The Pumapunku (Gateway of the Puma or Jaguar), a highly damaged pre-Columbian monument at the ancient archaeological site of Tiwanaku, Bolivia, has been reconstructed using 3D printed miniature models of architectural fragments.
The ruins of Tiwanaku (500-950 CE) present an archaeological challenge owing to intense looting during the colonial period that effectively demolished the site.
One building in particular, the Pumapunku, was described by Spanish conquistadors and travelers of the sixteenth and seventeenth centuries, as a wondrous, though unfinished, building with gateways and windows carved from single blocks.
Unfortunately, during the last five centuries, treasure hunters have ransacked this building to the point that none of approximately shattered remains of 150 blocks of the standing architecture are to be found in their original place.
“A major challenge here is that the majority of the stones of Pumapunku are too large to move and that field notes from previous research by others present us with complex and cumbersome data that is difficult to visualize,” said Dr. Alexei Vranich, an archaeologist at the University of California, Berkeley.
“The intent of our project was to translate that data into something that both our hands and our minds could grasp. Printing miniature 3D models of the stones allowed us to quickly handle and refit the blocks to try and recreate the structure.”
The 3D reconstruction of Pumapunku not only shows possible configurations of what the site may have looked like, but also gives clues about the purpose of the building.
“One particularly interesting realization was that smashed doorways of different sizes that lay scattered around the site were aligned in a manner that would create a ‘mirror’ effect; the impression of looking into infinity, when, in fact, the viewer was looking into a single room,” Dr. Vranich said.

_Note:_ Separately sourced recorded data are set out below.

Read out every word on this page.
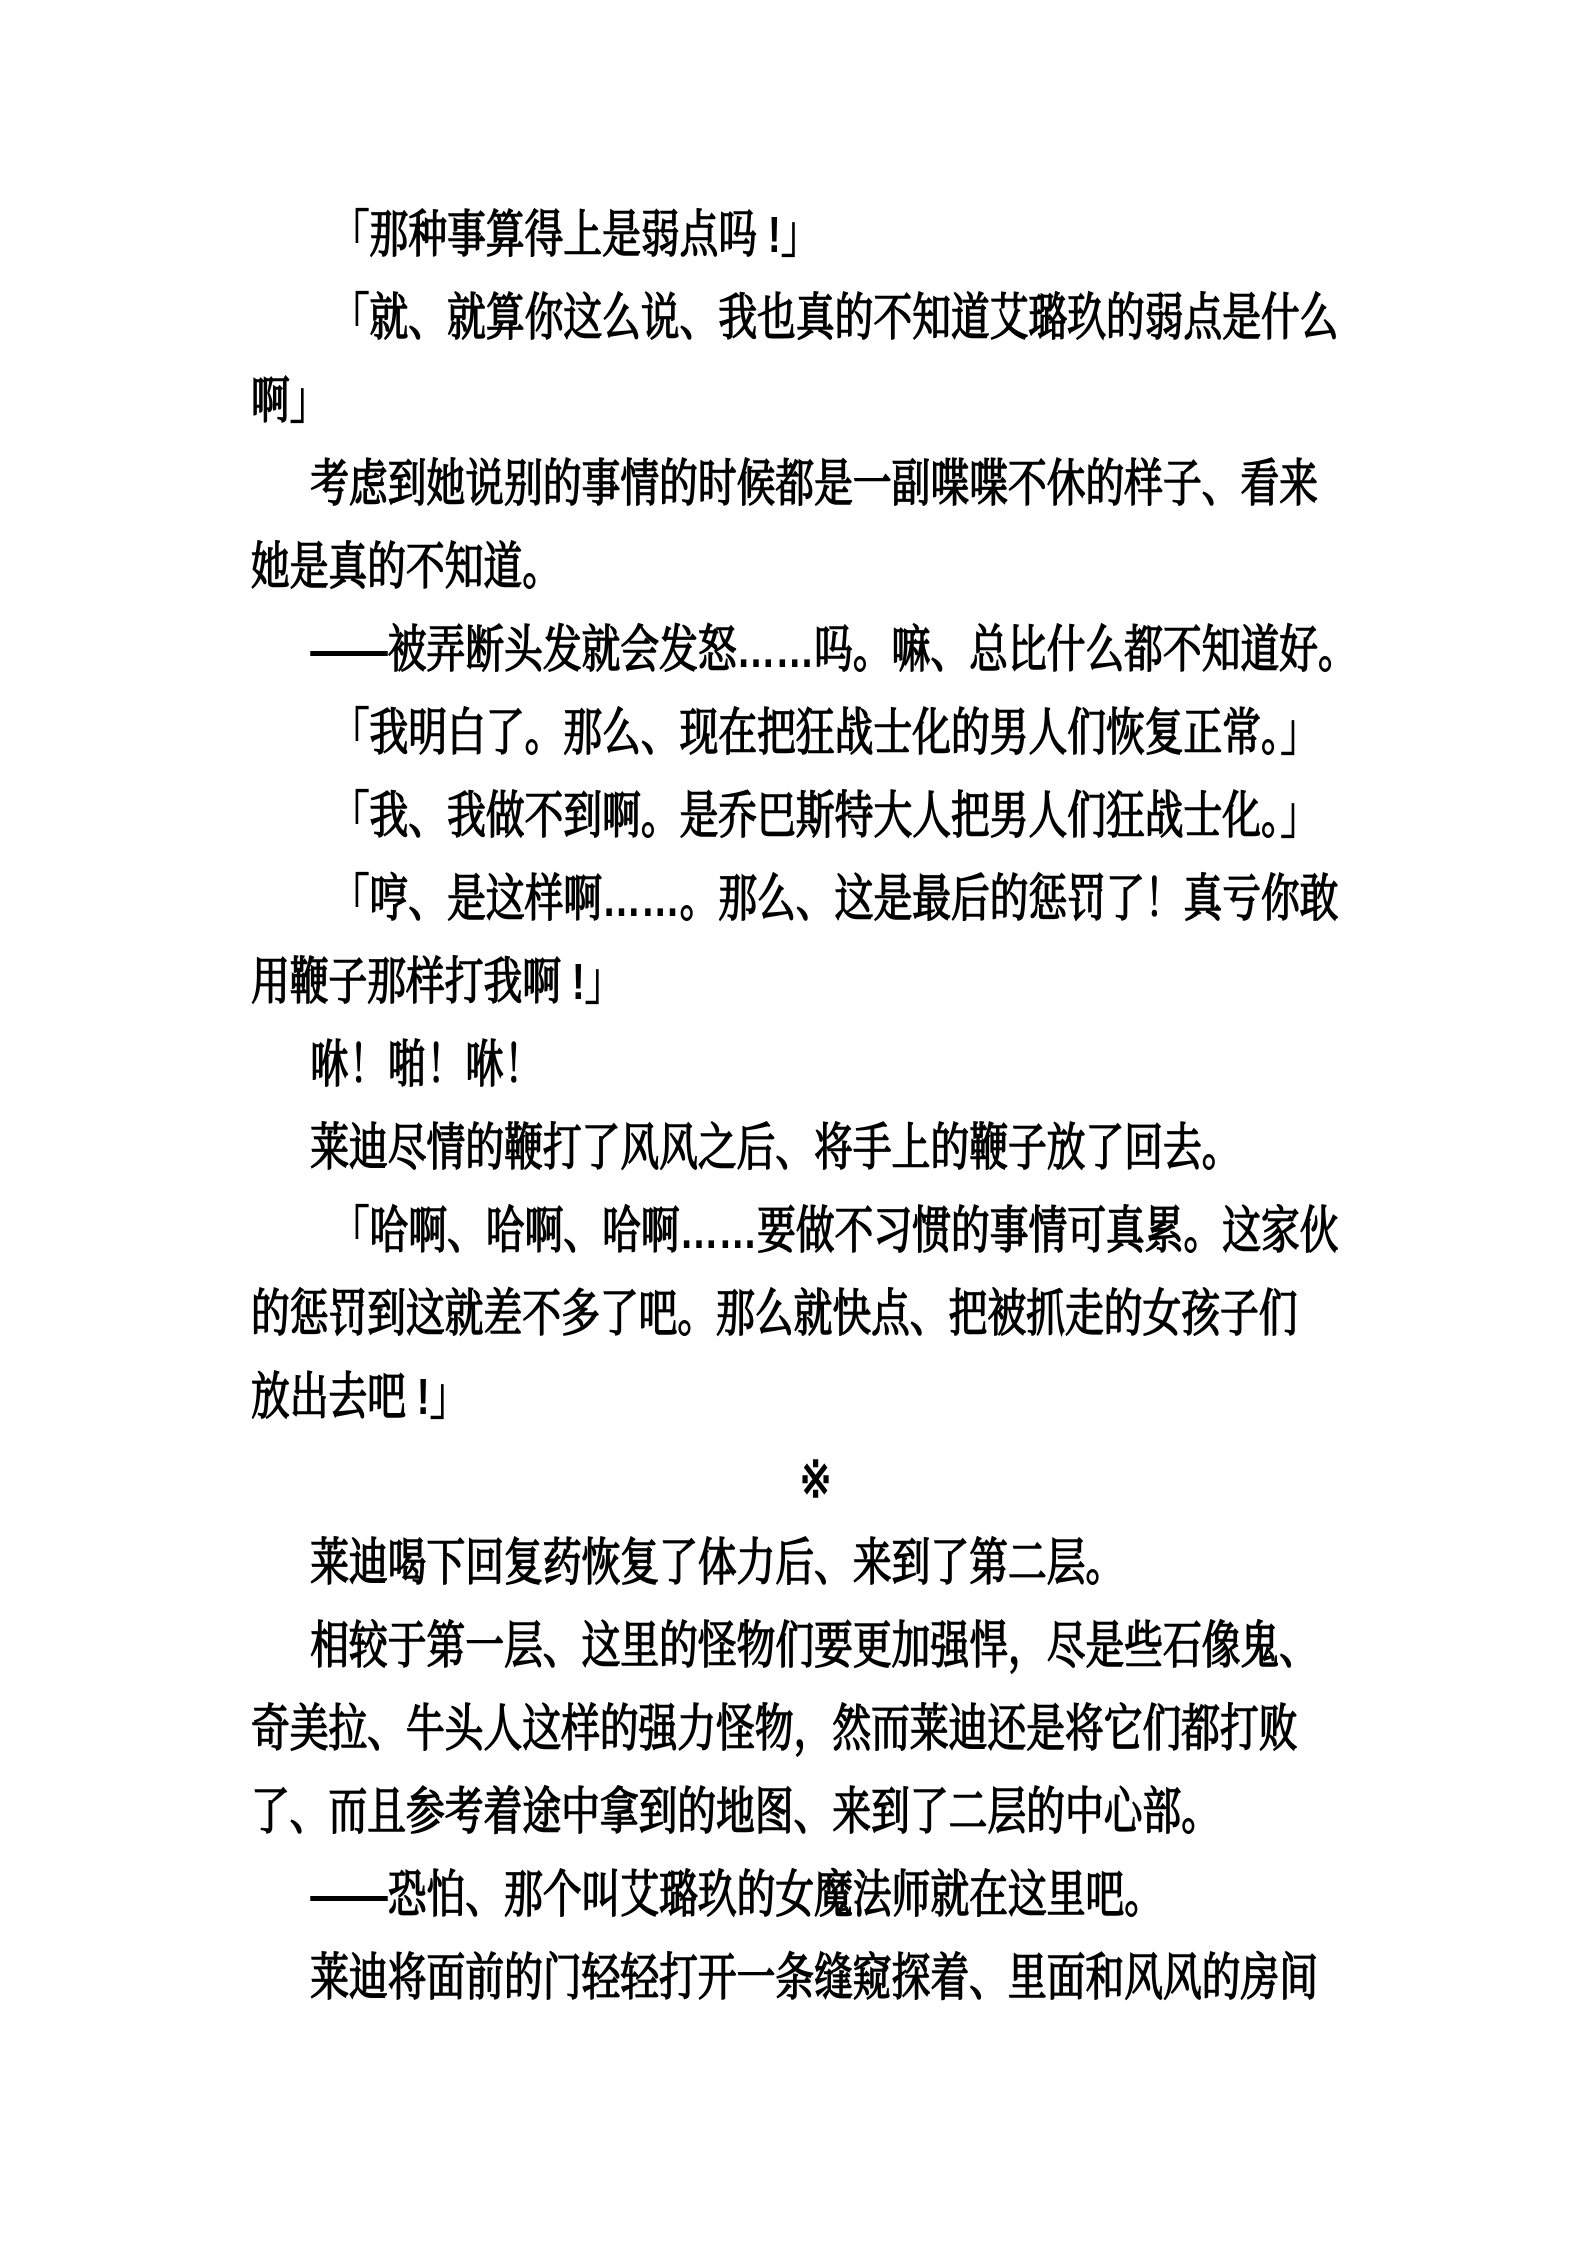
「那种事算得上是弱点吗 !」
「就、就算你这么说、我也真的不知道艾璐玖的弱点是什么
啊」
考虑到她说别的事情的时候都是一副喋喋不休的样子、看来
她是真的不知道。
——被弄断头发就会发怒……吗。嘛、总比什么都不知道好。
「我明白了。那么、现在把狂战士化的男人们恢复正常。」
「我、我做不到啊。是乔巴斯特大人把男人们狂战士化。」
「哼、是这样啊……。那么、这是最后的惩罚了！真亏你敢
用鞭子那样打我啊 !」
咻！啪！咻！
莱迪尽情的鞭打了风风之后、将手上的鞭子放了回去。
「哈啊、哈啊、哈啊……要做不习惯的事情可真累。这家伙
的惩罚到这就差不多了吧。那么就快点、把被抓走的女孩子们
放出去吧 !」
※
莱迪喝下回复药恢复了体力后、来到了第二层。
相较于第一层、这里的怪物们要更加强悍，尽是些石像鬼、
奇美拉、牛头人这样的强力怪物，然而莱迪还是将它们都打败
了、而且参考着途中拿到的地图、来到了二层的中心部。
——恐怕、那个叫艾璐玖的女魔法师就在这里吧。
莱迪将面前的门轻轻打开一条缝窥探着、里面和风风的房间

“This may relate to the Incans belief that this is the site where the world was created and could also suggest that the building was used as a ritual space.”
Dr. Vranich and colleagues printed 3D models of a total of 140 pieces of andesite and 17 slabs of sandstone based on measurements compiled by various scholars over the past century and a half of the height, length and width of the blocks found at the site of Tiwanaku.
Once modelled on the computer and then made solid with a 3D printer, they then physically manipulated the blocks to reconstruct the site, trying out different ways in which they may fit together.
“This effort represents a technological step back from recent methods that used computer modelling to recreate structures on screen, but the human brain continues to be more efficient than a computer when it comes to manipulating and visualizing irregular 3D forms,” Dr. Vranich said.
“We attempted to capitalize on archaeologists’ learned ability to visualize and mentally rotate irregular objects in space by providing them with 3D printed objects that they could physically manipulate.”
The results are presented in the journal Heritage Science.